Suitable conditions
The President of Kazakhstan, Kassym-Jomart Tokayev, spoke during a lengthy government session about the country’s steady growth amid political challenges. Yet inflation remains a concern, reaching 14.5 percent and surpassing 2015 levels.
“There is a global rush for investment capital. Roughly every second, 1400 large foreign firms paused operations or exited the Russian market entirely. The government must create favorable conditions for relocating these firms to Kazakhstan. This would open opportunities to boost the production of mid- and high-end machining products.”
The head of state reminded everyone that he had instructed the government to assemble a pool of investment projects in manufacturing and to engage with potential investors.
“In terms of tangible results, there is little to boast about. There are essentially no new projects,” the chairman noted.
According to him, such projects tend to be realized in regional centers. Consequently, demand will come not only from ministers but also from regional leaders who push for concrete outcomes.
“We will comply with sanctions”
On March 29, Timur Suleimenov, Vice President of Kazakhstan, announced during a visit to Brussels that one aim of the trip was to demonstrate to European partners that Kazakhstan will not serve as a means to bypass sanctions imposed by the United States and the European Union on Russia, as reported to Euractiv. (Source attribution: Euractiv)
“We will adhere to the sanctions.

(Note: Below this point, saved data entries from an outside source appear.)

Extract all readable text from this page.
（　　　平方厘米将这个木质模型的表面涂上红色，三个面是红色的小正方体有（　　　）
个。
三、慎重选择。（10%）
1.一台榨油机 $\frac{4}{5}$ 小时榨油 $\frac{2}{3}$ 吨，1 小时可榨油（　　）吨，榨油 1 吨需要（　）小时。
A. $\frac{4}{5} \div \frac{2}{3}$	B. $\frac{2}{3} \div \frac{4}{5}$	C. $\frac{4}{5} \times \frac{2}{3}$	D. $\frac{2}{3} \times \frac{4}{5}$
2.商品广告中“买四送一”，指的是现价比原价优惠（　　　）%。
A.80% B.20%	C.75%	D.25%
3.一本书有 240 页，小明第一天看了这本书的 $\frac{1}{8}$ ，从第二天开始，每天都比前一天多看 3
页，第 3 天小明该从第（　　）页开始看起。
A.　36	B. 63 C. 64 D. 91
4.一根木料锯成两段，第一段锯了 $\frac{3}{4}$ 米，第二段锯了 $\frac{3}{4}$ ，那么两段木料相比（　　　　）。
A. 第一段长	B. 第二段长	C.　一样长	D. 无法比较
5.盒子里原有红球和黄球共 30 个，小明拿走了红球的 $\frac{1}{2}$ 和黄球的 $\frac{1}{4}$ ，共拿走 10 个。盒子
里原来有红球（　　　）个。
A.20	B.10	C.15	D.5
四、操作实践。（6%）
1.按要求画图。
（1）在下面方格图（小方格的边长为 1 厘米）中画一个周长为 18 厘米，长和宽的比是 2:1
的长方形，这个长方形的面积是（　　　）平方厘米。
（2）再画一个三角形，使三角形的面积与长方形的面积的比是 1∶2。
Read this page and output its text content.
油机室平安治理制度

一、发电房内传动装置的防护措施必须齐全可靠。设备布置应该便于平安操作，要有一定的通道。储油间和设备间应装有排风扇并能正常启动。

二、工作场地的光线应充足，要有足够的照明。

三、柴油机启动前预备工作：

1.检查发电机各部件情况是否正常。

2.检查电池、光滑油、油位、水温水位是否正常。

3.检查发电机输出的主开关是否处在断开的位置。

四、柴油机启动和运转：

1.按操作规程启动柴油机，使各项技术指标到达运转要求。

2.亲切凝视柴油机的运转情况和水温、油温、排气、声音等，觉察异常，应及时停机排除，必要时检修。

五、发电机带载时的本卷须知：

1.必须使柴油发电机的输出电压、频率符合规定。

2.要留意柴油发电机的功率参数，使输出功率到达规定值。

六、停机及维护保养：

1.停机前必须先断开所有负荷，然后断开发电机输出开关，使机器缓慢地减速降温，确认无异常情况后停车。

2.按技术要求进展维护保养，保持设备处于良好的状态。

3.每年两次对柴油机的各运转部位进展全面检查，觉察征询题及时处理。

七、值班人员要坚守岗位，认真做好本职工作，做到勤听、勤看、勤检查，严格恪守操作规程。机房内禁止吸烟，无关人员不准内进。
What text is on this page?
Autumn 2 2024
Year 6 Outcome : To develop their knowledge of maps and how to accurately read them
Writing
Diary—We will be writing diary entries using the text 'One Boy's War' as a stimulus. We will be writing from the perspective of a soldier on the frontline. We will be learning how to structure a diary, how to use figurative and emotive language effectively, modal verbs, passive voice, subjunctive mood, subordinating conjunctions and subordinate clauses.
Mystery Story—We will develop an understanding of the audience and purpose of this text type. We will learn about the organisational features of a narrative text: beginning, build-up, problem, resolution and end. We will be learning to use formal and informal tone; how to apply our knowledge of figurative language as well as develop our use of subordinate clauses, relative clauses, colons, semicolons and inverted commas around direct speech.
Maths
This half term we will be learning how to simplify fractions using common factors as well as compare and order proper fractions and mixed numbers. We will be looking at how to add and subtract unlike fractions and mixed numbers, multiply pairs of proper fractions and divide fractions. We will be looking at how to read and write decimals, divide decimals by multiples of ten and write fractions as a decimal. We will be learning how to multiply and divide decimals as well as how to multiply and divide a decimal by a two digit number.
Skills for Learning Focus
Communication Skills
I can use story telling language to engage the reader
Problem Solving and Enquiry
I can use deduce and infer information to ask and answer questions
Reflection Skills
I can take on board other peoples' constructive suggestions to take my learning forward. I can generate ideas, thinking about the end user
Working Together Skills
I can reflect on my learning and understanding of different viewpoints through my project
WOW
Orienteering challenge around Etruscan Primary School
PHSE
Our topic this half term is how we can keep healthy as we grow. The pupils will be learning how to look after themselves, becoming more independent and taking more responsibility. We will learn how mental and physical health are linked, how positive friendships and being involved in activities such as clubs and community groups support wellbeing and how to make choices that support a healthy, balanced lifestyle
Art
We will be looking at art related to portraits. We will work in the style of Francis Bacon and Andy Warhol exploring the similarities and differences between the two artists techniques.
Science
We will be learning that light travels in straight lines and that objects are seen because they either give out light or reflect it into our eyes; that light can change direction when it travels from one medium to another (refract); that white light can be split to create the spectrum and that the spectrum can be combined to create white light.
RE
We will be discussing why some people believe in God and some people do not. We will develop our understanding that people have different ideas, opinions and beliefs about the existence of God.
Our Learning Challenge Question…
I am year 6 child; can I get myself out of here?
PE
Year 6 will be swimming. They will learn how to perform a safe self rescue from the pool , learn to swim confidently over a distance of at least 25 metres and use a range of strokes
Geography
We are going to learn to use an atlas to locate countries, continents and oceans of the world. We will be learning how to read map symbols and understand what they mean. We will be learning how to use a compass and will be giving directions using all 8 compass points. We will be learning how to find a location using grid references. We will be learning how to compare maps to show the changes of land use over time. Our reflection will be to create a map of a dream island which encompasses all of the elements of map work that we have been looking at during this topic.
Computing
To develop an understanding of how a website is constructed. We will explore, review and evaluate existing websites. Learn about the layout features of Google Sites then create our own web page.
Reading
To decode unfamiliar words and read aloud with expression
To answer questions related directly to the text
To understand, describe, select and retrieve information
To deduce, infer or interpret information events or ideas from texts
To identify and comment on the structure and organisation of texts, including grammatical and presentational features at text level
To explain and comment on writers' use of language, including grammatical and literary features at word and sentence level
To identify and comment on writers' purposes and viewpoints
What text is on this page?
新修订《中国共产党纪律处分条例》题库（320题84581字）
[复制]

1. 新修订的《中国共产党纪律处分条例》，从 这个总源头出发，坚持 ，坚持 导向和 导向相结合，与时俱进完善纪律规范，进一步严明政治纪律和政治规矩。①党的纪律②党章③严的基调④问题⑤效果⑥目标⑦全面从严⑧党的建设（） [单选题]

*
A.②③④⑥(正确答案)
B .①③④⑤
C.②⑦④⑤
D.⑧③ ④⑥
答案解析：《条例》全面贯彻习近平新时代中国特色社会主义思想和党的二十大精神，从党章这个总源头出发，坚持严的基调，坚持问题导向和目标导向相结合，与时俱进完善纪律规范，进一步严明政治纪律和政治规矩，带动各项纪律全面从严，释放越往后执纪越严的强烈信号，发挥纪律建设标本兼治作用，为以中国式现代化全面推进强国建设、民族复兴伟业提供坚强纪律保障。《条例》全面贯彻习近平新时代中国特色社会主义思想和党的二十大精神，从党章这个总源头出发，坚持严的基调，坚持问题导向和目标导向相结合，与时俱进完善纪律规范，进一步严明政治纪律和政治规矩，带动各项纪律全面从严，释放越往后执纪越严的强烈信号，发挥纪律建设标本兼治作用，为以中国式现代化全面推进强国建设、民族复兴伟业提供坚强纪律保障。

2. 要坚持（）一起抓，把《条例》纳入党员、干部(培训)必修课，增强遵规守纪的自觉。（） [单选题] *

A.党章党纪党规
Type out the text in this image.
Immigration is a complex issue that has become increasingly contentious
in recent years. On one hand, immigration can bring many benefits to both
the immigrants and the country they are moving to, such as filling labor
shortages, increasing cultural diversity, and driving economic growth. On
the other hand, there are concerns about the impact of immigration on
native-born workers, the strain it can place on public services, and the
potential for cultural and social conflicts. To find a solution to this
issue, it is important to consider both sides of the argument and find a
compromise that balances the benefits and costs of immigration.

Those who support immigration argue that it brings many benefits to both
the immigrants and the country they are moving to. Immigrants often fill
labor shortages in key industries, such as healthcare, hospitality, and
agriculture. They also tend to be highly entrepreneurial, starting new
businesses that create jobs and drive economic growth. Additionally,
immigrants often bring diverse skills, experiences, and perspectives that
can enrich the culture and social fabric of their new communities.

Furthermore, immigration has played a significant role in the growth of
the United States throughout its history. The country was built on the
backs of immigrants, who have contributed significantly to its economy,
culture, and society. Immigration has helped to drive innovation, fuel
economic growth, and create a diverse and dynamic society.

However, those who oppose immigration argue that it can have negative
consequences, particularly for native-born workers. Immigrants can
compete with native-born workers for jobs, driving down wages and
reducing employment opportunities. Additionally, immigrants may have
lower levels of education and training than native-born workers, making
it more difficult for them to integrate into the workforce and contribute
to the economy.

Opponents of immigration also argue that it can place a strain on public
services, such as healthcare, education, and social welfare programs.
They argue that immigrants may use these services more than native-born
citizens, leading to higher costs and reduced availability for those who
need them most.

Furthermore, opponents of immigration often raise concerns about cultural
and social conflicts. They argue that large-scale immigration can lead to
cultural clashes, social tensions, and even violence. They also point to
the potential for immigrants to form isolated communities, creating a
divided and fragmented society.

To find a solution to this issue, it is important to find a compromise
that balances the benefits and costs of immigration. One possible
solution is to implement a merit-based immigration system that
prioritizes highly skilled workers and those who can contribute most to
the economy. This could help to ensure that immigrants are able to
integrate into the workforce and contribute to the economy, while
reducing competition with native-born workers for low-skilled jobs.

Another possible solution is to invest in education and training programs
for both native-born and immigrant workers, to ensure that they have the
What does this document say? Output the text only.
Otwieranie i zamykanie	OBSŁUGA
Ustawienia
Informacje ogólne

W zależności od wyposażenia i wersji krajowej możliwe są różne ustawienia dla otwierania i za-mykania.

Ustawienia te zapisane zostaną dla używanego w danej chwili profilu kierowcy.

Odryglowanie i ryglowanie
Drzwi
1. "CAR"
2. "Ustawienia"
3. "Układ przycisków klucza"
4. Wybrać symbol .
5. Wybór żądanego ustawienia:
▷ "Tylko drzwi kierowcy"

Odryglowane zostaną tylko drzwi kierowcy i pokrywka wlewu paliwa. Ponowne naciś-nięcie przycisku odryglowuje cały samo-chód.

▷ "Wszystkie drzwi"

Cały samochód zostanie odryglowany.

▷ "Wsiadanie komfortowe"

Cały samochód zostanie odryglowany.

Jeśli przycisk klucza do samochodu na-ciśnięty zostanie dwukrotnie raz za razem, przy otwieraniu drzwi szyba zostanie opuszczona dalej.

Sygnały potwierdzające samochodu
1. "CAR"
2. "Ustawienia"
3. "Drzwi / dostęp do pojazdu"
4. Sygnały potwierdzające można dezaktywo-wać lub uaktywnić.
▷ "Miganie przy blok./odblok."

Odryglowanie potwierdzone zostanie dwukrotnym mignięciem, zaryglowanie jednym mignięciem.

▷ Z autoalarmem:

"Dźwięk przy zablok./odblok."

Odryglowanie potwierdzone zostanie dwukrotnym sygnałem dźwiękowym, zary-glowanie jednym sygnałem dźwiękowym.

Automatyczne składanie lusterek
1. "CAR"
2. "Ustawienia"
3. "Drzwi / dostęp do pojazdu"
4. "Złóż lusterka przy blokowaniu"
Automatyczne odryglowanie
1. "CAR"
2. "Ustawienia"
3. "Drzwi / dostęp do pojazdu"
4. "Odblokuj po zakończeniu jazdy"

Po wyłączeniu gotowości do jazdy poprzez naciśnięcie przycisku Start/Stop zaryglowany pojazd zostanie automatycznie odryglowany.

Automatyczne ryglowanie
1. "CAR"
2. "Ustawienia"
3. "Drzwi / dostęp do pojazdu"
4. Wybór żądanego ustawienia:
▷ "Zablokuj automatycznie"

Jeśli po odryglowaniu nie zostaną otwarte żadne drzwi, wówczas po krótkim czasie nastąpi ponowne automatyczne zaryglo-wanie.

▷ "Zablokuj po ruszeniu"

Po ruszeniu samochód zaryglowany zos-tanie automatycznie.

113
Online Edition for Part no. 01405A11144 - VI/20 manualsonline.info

Although we are economically aligned with Russia, Belarus and other nations, we remain part of the international community. The last thing we want is the imposition of secondary sanctions on Kazakhstan by the US or the EU,” he stated.
He described avoiding sanctions circumvention as a “two-way street.” Some observers, including a member of the British Parliament, urged sanctioning Kazakhstan due to its Eurasian Economic Union membership, while Kazakhstan’s authorities chose to openly explain their plans to European partners.
“Yes, we will continue to trade with Russia. We will keep investing and attracting investment in Russia since our economy cannot do otherwise. Yet we will do our best to monitor the movement of sanctioned goods and to check investments into Kazakhstan on behalf of sanctioned persons or entities,” he added.
He also noted that in Kazakhstan, Russia’s military operation in Ukraine is described as war.
“Of course Russia hoped for alignment with Kazakhstan. Still, Kazakhstan respects Ukraine’s territorial integrity. The country does not recognize the situations in Crimea or Donbass, as the UN does not recognize them. We will only honor decisions taken at the United Nations level,” he stated.
Crossing Russia
In the same interview, the vice president pointed out that the conflict in Ukraine has severed some export routes for Kazakhstan. On July 5, a Russian court halted oil pumping on the Caspian Pipeline Consortium pipeline, which accounts for more than two-thirds of Kazakhstan’s total oil exports. At that time, Tokayev called for diversifying oil resources as a primary national objective.
On July 7, Tokayev instructed authorities to diversify oil supply routes, prioritizing the Trans-Caspian corridor to European markets via China, Kazakhstan, the Caspian Sea, and Russia. Responding to Tokayev’s plan to build alternative export routes, Kremlin spokesman Dmitry Peskov suggested the decision was unlikely to be politically driven. (Source attribution: Kremlin press service)
“We must evaluate matters carefully. Environmental considerations were part of the suspension decision, so further discussions with Kazakh partners will be necessary,” Peskov noted.